DSSRC recognized the Company’s genuine good faith efforts to address its concerns and determined that the Company’s actions were necessary and appropriate.

According to section 13 of the Federal Trade Commission’s (FTC) Business Guidance for Multi-Level Marketers, (the “FTC Guidance”) “Any earnings claim should reflect what the typical person to whom the representation is directed is likely to achieve in income, profit, or appreciation…. Presenting atypical earnings to consumers considering an income opportunity is likely to generate a deceptive impression. At a minimum, avoiding deception requires a clear, prominent, and unavoidable presentation of the typical participant’s revenue and expenses—all of which must be substantiated.” The FTC Guidance also states that truthful testimonials from MLM participants who earn large amounts of money or career-level income likely will be interpreted as representing that their experience is representative of what others should expect to receive and that presenting atypical earnings to consumers considering an income opportunity is likely to generate a deceptive impression.

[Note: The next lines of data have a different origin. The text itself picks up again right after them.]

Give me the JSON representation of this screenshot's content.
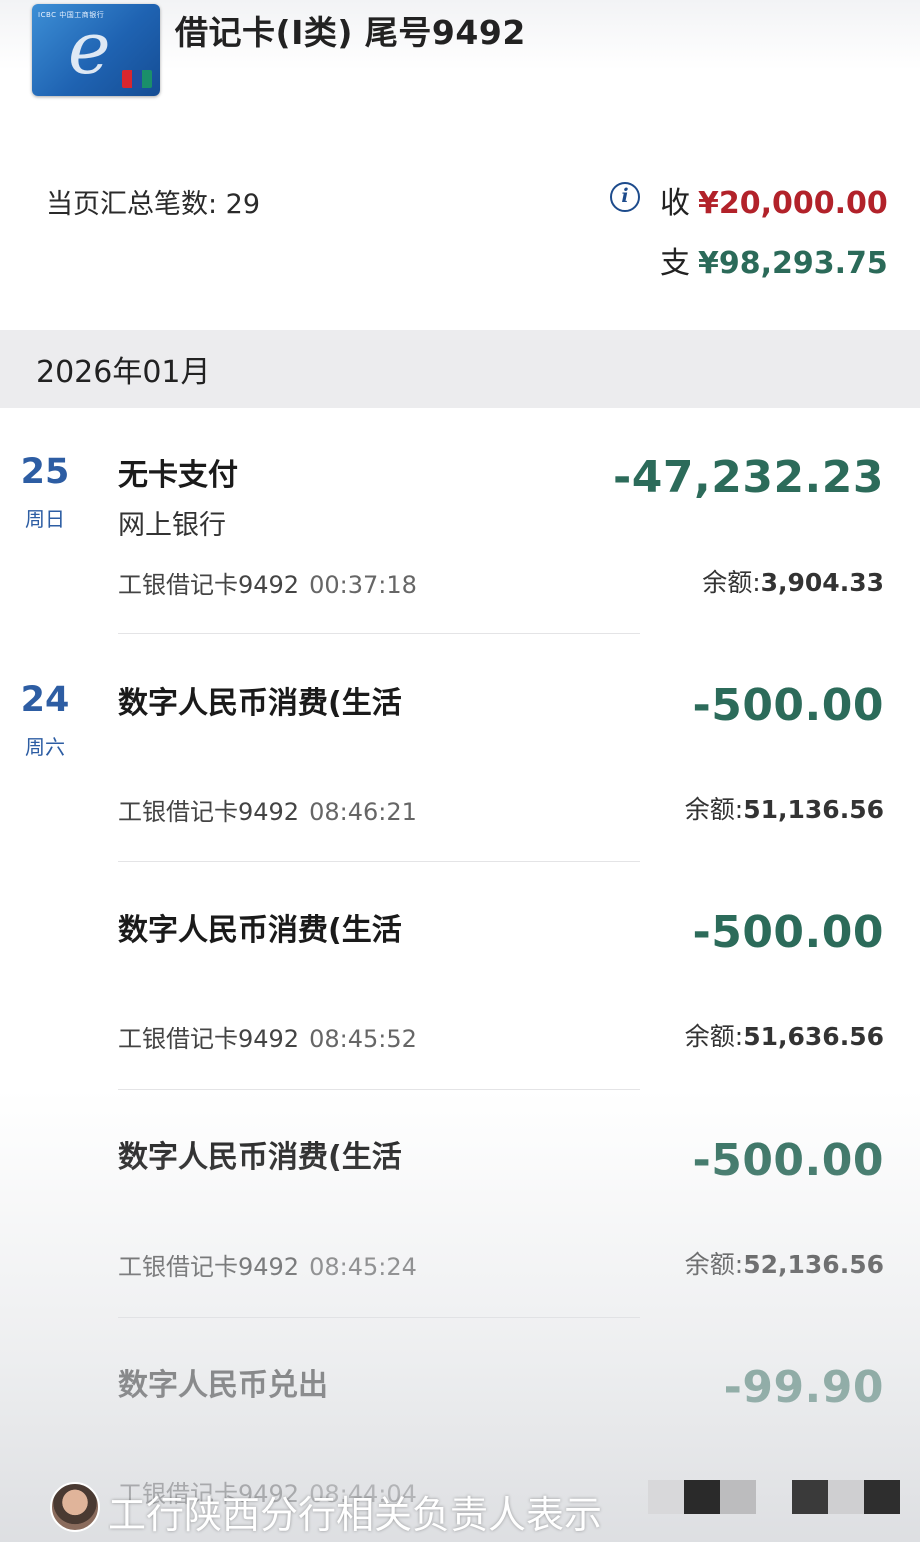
{
  "header": {
    "card_thumb_text": "ICBC 中国工商银行",
    "card_title": "借记卡(I类) 尾号9492",
    "summary_count": "当页汇总笔数: 29",
    "income_label": "收",
    "income_amount": "¥20,000.00",
    "expense_label": "支",
    "expense_amount": "¥98,293.75",
    "info_icon_glyph": "i"
  },
  "month": "2026年01月",
  "transactions": [
    {
      "day": "25",
      "weekday": "周日",
      "title": "无卡支付",
      "subtitle": "网上银行",
      "account": "工银借记卡9492",
      "time": "00:37:18",
      "amount": "-47,232.23",
      "balance_label": "余额:",
      "balance": "3,904.33"
    },
    {
      "day": "24",
      "weekday": "周六",
      "title": "数字人民币消费(生活",
      "subtitle": "",
      "account": "工银借记卡9492",
      "time": "08:46:21",
      "amount": "-500.00",
      "balance_label": "余额:",
      "balance": "51,136.56"
    },
    {
      "day": "",
      "weekday": "",
      "title": "数字人民币消费(生活",
      "subtitle": "",
      "account": "工银借记卡9492",
      "time": "08:45:52",
      "amount": "-500.00",
      "balance_label": "余额:",
      "balance": "51,636.56"
    },
    {
      "day": "",
      "weekday": "",
      "title": "数字人民币消费(生活",
      "subtitle": "",
      "account": "工银借记卡9492",
      "time": "08:45:24",
      "amount": "-500.00",
      "balance_label": "余额:",
      "balance": "52,136.56"
    },
    {
      "day": "",
      "weekday": "",
      "title": "数字人民币兑出",
      "subtitle": "",
      "account": "工银借记卡9492",
      "time": "08:44:04",
      "amount": "-99.90",
      "balance_label": "",
      "balance": ""
    }
  ],
  "overlay": {
    "caption": "工行陕西分行相关负责人表示"
  },
  "colors": {
    "income": "#b2222a",
    "expense": "#2b6a59",
    "date_blue": "#2d5da3"
  }
}
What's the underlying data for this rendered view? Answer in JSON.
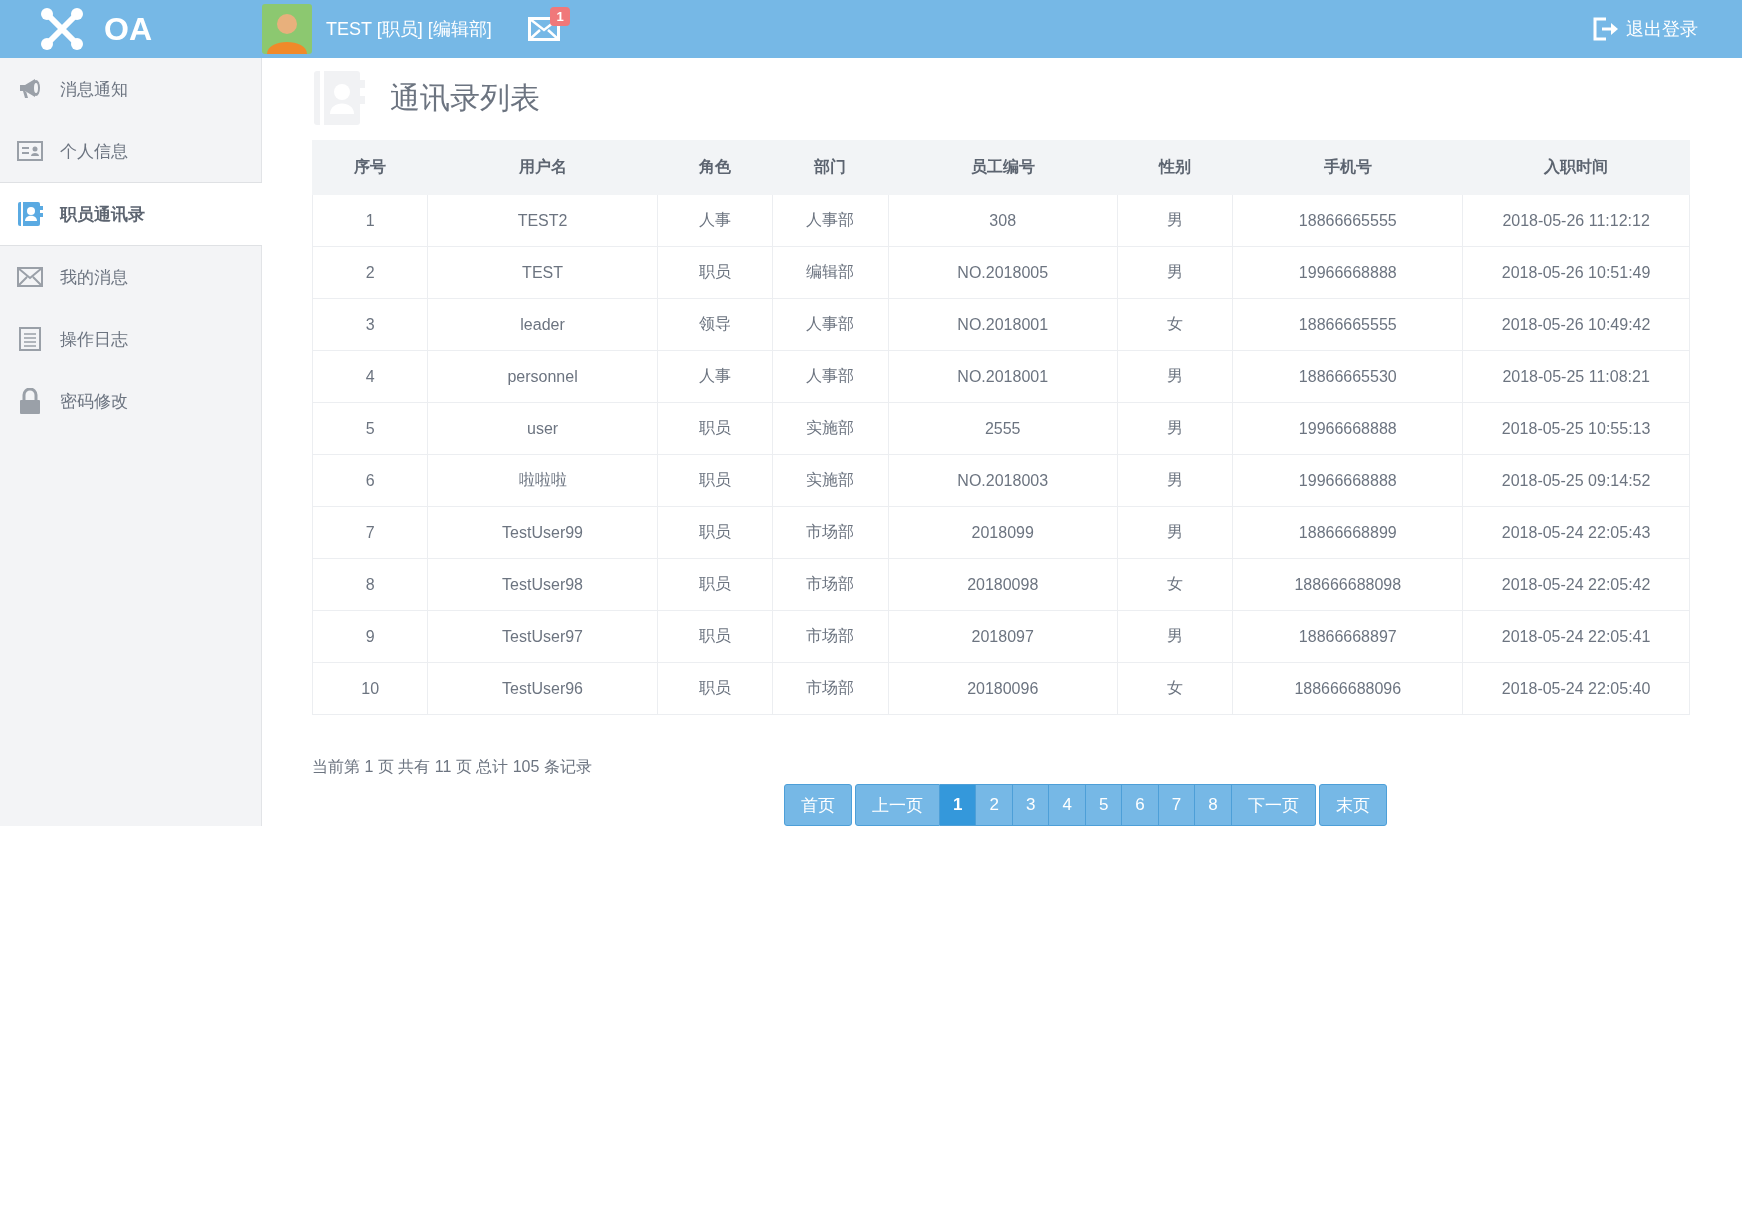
{
  "header": {
    "logo": "OA",
    "user": "TEST [职员] [编辑部]",
    "mail_badge": "1",
    "logout": "退出登录"
  },
  "sidebar": {
    "items": [
      {
        "label": "消息通知",
        "selected": false
      },
      {
        "label": "个人信息",
        "selected": false
      },
      {
        "label": "职员通讯录",
        "selected": true
      },
      {
        "label": "我的消息",
        "selected": false
      },
      {
        "label": "操作日志",
        "selected": false
      },
      {
        "label": "密码修改",
        "selected": false
      }
    ]
  },
  "page_title": "通讯录列表",
  "table": {
    "columns": [
      "序号",
      "用户名",
      "角色",
      "部门",
      "员工编号",
      "性别",
      "手机号",
      "入职时间"
    ],
    "rows": [
      [
        "1",
        "TEST2",
        "人事",
        "人事部",
        "308",
        "男",
        "18866665555",
        "2018-05-26 11:12:12"
      ],
      [
        "2",
        "TEST",
        "职员",
        "编辑部",
        "NO.2018005",
        "男",
        "19966668888",
        "2018-05-26 10:51:49"
      ],
      [
        "3",
        "leader",
        "领导",
        "人事部",
        "NO.2018001",
        "女",
        "18866665555",
        "2018-05-26 10:49:42"
      ],
      [
        "4",
        "personnel",
        "人事",
        "人事部",
        "NO.2018001",
        "男",
        "18866665530",
        "2018-05-25 11:08:21"
      ],
      [
        "5",
        "user",
        "职员",
        "实施部",
        "2555",
        "男",
        "19966668888",
        "2018-05-25 10:55:13"
      ],
      [
        "6",
        "啦啦啦",
        "职员",
        "实施部",
        "NO.2018003",
        "男",
        "19966668888",
        "2018-05-25 09:14:52"
      ],
      [
        "7",
        "TestUser99",
        "职员",
        "市场部",
        "2018099",
        "男",
        "18866668899",
        "2018-05-24 22:05:43"
      ],
      [
        "8",
        "TestUser98",
        "职员",
        "市场部",
        "20180098",
        "女",
        "188666688098",
        "2018-05-24 22:05:42"
      ],
      [
        "9",
        "TestUser97",
        "职员",
        "市场部",
        "2018097",
        "男",
        "18866668897",
        "2018-05-24 22:05:41"
      ],
      [
        "10",
        "TestUser96",
        "职员",
        "市场部",
        "20180096",
        "女",
        "188666688096",
        "2018-05-24 22:05:40"
      ]
    ]
  },
  "pagination": {
    "summary": "当前第 1 页 共有 11 页 总计 105 条记录",
    "buttons": [
      {
        "label": "首页",
        "kind": "first",
        "selected": false
      },
      {
        "label": "上一页",
        "kind": "prev",
        "selected": false
      },
      {
        "label": "1",
        "kind": "page",
        "selected": true
      },
      {
        "label": "2",
        "kind": "page",
        "selected": false
      },
      {
        "label": "3",
        "kind": "page",
        "selected": false
      },
      {
        "label": "4",
        "kind": "page",
        "selected": false
      },
      {
        "label": "5",
        "kind": "page",
        "selected": false
      },
      {
        "label": "6",
        "kind": "page",
        "selected": false
      },
      {
        "label": "7",
        "kind": "page",
        "selected": false
      },
      {
        "label": "8",
        "kind": "page",
        "selected": false
      },
      {
        "label": "下一页",
        "kind": "next",
        "selected": false
      },
      {
        "label": "末页",
        "kind": "last",
        "selected": false
      }
    ]
  }
}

Moreover, as noted in section 7 of the DSSRC Guidance on Earnings Claims for the Direct Selling Industry, all earnings claims should be supported by substantiation demonstrating that the earnings communicated in the claim are accurate as to the individual or individuals depicted in the claim. Atypical earnings claims should also be accompanied by a clear and conspicuous disclosure regarding the income that can be generally expected by the typical salesforce member in the depicted scenario. Such claims should also be otherwise truthful and non-misleading.

With respect to the one social media post that remains publicly accessible, DSSRC recommended that the Company continue its attempts to identify the individual responsible for the post and, if unsuccessful, it is recommended that the Company reach out to the social media platform where the post appears and request that the post be removed. DSSRC further recommended that the Company include a comment below the post to inform the public of the unauthorized claim.

Accordingly, based upon the Company’s genuine, good faith efforts to adequately address DSSRC’s concerns, the inquiry was administratively closed.